Tudo aconteceu em um daqueles momentos que não se pode impedir da mente voar longe, sabe?
Sim, aqueles, talvez em um banco de ônibus, uma fila de banco longa, ou em meio a uma aula chata. É nessas horas que me vêem as melhores reflexões. Pena que termino as perdendo antes de poder anotar num bloquinho de papel pra reler mais tarde e até quem sabe, me fazer novas promeças, daquelas que fazemos por toda vida, na intenção de um futuro melhor, mas que exatamente na hora que deveríamos lembrá-las, elas se diluem no vento, votando mais tarde pra pesar a consciência.
Hoje foi um dia cheio e vazio. Vazio, pra não perder o costume. E cheio de pensamentos desse tipo, de frases que mais pareciam feitas, que eu anotaria pra repassar aos meus filhos, mas na grande maioria, esqueci antes de chegar em casa.
Foi um dia cheio de filas e de ônibus. De vagar por ai, pelo nada, pela minha vida passada e tentando arrumar meu futuro duvidoso.
São tantas coisas que eu penso que poderiam melhorar, mudar, se encaixar e se acertar. Tanto que eu gostaria pra enfim dizer, estou feliz, sou feliz, ou sei la quanto tempo vou achar que vai durar aquilo. Mas foi aqui que me veio Um pensamento que nunca havia batido a porta da minha cuca antes, mas dessa vez, entrou, e foi dono de cada minuto do meu dia: Que felicidade?

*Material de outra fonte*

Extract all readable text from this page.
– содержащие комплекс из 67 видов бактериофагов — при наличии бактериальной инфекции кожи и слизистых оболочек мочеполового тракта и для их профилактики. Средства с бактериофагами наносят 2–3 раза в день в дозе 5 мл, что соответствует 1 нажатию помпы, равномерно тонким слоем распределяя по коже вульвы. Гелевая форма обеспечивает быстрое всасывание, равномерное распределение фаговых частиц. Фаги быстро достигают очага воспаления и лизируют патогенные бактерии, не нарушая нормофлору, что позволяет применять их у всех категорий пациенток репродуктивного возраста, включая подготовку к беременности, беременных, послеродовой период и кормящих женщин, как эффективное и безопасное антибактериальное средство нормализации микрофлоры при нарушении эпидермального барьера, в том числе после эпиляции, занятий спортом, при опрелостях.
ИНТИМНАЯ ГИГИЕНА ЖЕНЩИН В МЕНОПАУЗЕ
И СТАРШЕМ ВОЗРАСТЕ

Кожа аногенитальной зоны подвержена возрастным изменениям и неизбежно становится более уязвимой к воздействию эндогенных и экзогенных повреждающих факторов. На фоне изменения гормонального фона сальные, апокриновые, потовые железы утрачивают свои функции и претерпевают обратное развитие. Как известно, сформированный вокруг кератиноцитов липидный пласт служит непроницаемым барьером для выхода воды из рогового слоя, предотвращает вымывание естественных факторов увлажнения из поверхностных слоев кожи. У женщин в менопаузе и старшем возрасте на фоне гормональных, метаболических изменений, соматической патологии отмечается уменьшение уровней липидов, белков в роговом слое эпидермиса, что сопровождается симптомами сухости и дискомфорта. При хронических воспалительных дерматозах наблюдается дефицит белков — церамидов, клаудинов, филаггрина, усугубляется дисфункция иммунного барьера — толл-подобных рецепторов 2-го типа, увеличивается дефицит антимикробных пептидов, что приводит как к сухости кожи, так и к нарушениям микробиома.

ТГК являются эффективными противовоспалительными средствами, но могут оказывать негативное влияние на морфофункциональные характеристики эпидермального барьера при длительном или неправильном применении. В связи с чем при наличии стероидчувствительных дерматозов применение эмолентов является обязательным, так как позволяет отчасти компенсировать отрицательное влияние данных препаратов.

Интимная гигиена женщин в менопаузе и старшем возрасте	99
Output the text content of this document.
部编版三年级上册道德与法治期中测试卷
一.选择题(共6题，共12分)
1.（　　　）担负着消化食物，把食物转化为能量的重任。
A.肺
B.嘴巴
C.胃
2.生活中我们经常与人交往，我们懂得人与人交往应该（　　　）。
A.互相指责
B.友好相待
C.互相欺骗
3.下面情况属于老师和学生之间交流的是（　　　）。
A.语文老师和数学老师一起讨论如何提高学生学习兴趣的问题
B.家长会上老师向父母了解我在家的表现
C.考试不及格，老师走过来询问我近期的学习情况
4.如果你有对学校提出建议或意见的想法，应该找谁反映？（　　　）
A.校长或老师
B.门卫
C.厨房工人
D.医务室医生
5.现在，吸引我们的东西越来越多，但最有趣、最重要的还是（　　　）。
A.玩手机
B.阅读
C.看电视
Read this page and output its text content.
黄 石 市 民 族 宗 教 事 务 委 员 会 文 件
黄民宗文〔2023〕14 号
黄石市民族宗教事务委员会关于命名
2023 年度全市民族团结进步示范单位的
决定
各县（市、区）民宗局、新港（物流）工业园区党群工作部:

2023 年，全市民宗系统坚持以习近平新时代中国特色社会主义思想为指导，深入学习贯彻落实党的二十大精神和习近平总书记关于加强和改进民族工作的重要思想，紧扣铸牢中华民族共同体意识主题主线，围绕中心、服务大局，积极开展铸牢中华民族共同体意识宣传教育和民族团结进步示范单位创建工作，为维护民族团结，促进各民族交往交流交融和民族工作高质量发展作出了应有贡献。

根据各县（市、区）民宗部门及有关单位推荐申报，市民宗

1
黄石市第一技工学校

Isso mesmo. Se paramos pra prensar, hoje afirmamos que já tivemos tempos melhores, mas no tal tempo melhor, que mais parece lenda urbanas, também achávamos que nem tudo estava assim tão bem. É natural do ser humano nunca se contentar com nada, mas termina sendo natural nunca SER feliz. Estar feliz é até fácil. Estar feliz numa noite de sábado tomando uma cerveja gelada com os amigos. Estar feliz quando se estar bem com o namorado. Estar feliz quando brinca com o cachorro no quintal. Mas e o SER feliz, cadê? Somos todos treinados a conforma-se com o fato de que nada dura, e isso até pode ser verdade. Mas o caos de tudo isso é que nunca conseguimos sentir-se feliz por longo prazo. Sempre falta algo. A busca é eterna, e infelizmente andamos em círculos. Quem tem muito, quer mais, e o mais nunca parece suficiente.
É uma faca de dois gumes. Querer o melhor é sempre bom, mas nunca sentir-se satisfeito te leva a viver uma eterna busca, uma eterna perda de presentes, uma perda de uma vida por algo que nem você mesmo sabe o que é.
E isso me deixou atordoada, pois é nessa inércia que eu vivo. Uma busca, que ainda não conseguir dar um nome, e talvez nunca consiga.
Sentido que não posso fazer nada para mudar uma existência, parei, senti o cheiro de gente e planta do ar, o cheiro de vida e o sol na pele. E tentei pensar por um minuto, que tudo está bem. Mesmo que as faltas doam volta e meia, e sempre doeram pois sempre existiram, naquele minuto, eu consegui viver o momento, sentir a vida na pele, e ser feliz...
Nos minutos seguintes, voltei a me perguntar pra onde caminho, e a me preocupar com o tempo que ainda terei de esperar pra que minha vida seja a vida que eu sempre quis. Talvez nunca chegue a ser.